Bill Black $ 500Ran for the leadership of the NS Progressive Conservative Party (2006); Lead Director of the Bank of Canada; former President  and CEO of Maritime Life; former Chair of the Halifax Chamber of Commerce; Chair of the expert board of directors for a new national securities regulator. 
Total$2950Accounts for 18.6% of donations over $50 to Mason 
See:  https://www.halifax.ca/sites/default/files/documents/city-hall/elections/161015ElectionContributions-rc07.pdf

Under the 2018 regulations, Waye Mason or any other candidate is still entitled to take money from developers – as long it is not more than $1000, and it is from a person, not a company (or a union). 

What does taking money from developers actually mean? Well, if a candidate takes money from a developer, it is really part of the “welcome culture”.  The candidate is putting out a welcome mat, to say that he or she is open to developers. I don’t mean the candidate is corrupt, or means harm to the municipality. I do mean that the candidate believes that developers – like all citizens – have a stake in how the city is developed, for whom and by whom. But of course developers are not like all citizens, they tend to have deep pockets, they own vast amounts of real estate and they can shape the city for generations to come.  

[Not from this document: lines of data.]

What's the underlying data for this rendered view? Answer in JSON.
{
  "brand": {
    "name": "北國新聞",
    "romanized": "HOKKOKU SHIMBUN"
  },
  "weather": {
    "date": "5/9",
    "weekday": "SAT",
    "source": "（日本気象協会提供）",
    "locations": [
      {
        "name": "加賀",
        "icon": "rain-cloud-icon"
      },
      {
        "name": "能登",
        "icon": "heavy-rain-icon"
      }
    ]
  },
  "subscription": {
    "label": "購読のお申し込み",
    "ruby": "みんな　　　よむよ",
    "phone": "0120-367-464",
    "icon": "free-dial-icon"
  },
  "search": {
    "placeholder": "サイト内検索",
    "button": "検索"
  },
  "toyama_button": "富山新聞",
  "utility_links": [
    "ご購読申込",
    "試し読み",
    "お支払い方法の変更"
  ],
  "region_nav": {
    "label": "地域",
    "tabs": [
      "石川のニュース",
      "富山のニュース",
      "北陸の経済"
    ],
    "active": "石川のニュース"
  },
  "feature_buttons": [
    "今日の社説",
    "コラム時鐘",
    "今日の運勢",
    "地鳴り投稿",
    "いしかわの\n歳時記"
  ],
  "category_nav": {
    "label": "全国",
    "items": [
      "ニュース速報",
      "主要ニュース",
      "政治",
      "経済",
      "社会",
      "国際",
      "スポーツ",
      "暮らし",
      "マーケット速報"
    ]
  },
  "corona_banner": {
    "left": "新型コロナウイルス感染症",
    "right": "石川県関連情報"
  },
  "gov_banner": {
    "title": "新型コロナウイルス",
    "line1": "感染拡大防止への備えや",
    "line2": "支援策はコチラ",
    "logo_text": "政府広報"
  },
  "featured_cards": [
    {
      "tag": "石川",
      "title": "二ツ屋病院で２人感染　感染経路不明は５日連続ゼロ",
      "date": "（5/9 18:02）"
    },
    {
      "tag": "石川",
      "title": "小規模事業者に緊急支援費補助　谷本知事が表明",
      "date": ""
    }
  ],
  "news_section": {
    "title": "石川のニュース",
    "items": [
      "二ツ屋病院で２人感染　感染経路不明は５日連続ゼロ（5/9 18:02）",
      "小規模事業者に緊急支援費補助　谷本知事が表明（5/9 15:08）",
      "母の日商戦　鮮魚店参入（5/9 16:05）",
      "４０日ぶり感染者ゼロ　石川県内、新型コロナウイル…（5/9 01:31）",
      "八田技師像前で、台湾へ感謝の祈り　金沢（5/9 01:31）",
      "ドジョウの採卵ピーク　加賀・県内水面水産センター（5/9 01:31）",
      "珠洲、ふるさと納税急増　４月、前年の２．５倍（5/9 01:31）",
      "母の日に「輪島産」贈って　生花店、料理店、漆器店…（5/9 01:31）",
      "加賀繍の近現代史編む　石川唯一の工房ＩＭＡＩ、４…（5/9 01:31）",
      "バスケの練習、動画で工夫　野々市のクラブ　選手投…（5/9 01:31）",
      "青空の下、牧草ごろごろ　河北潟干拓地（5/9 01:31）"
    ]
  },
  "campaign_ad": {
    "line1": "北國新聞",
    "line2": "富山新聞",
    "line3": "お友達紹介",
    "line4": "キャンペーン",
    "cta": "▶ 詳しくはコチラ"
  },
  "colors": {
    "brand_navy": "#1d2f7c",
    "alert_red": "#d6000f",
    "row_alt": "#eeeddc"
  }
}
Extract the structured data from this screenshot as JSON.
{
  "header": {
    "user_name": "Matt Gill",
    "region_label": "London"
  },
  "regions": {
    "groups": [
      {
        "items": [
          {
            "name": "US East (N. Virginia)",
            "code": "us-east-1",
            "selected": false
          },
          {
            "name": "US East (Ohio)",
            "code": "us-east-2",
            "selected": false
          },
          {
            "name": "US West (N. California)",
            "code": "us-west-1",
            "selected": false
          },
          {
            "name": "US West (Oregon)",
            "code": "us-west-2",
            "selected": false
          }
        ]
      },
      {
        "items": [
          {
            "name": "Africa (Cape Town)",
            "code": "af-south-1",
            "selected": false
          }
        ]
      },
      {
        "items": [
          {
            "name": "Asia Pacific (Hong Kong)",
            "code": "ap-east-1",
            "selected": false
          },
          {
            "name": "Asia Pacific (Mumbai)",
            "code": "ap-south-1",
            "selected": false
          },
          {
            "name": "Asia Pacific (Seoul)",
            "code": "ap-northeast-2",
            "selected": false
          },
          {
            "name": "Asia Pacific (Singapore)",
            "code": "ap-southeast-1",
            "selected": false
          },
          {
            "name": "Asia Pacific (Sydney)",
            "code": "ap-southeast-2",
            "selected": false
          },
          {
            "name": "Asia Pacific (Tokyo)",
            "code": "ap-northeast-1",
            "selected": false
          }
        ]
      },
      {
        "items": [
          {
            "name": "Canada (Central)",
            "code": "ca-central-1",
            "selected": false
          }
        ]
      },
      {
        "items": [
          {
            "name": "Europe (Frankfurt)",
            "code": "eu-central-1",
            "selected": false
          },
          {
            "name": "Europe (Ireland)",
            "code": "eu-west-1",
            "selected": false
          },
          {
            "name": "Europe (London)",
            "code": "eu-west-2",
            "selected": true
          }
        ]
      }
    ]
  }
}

How can it be that with dozens of new buildings developed in the last decade, not one has come through with affordable suites?

How can it be that with dozens of new buildings built in the last decade on the peninsula – that the vast majority are high-end or luxury rentals.  

How is it that HRM council has approved residential development after development which feature small suites (under 1,000 sq. ft), with one or two bedrooms which can’t work well for families as their children grow. 

Every new-build residential apartment building is supposed to have a few accessible suites for people with disabilities. Indeed they do, but the suites are too expensive for most disabled people to afford.  So sometimes the suites are taken by the non-disabled.  

HRM council approved many variances for The Curve, the stylish, luxury apartment complex where the old YMCA and the CBC’s radio building once stood. The developer, Southwest Properties, got the variances because two benefits to the public – a new YMCA fitness club and a childcare centre — were going to be part of the complex.  Though we will have a new YMCA, the promised childcare centre has been scrubbed. Yet this city is in urgent need of more childcare spaces.

Over the last few years, city politicians, who accepted donations from developers  shout, “I can’t be bought.”  But the appearance is the opposite—  money from developers is seen as dirty.   Votes on development issues at HRM Council can be worth millions of dollars to developers.  Donations by developers, real estate and construction firms accounted for 16.6% of contributions to Mayor Savage’s 2016 campaign—and many councillors accepted these types of donations.  

Accepting money from developers sets a tone that creates apathy and even cynicism about politics and politicians.  There have been so few affordable apartment units built in the last eight years, people believe affordable options are not possible. 

Judy Haiven is on Jen Powley’s campaign team. She lives in District 7.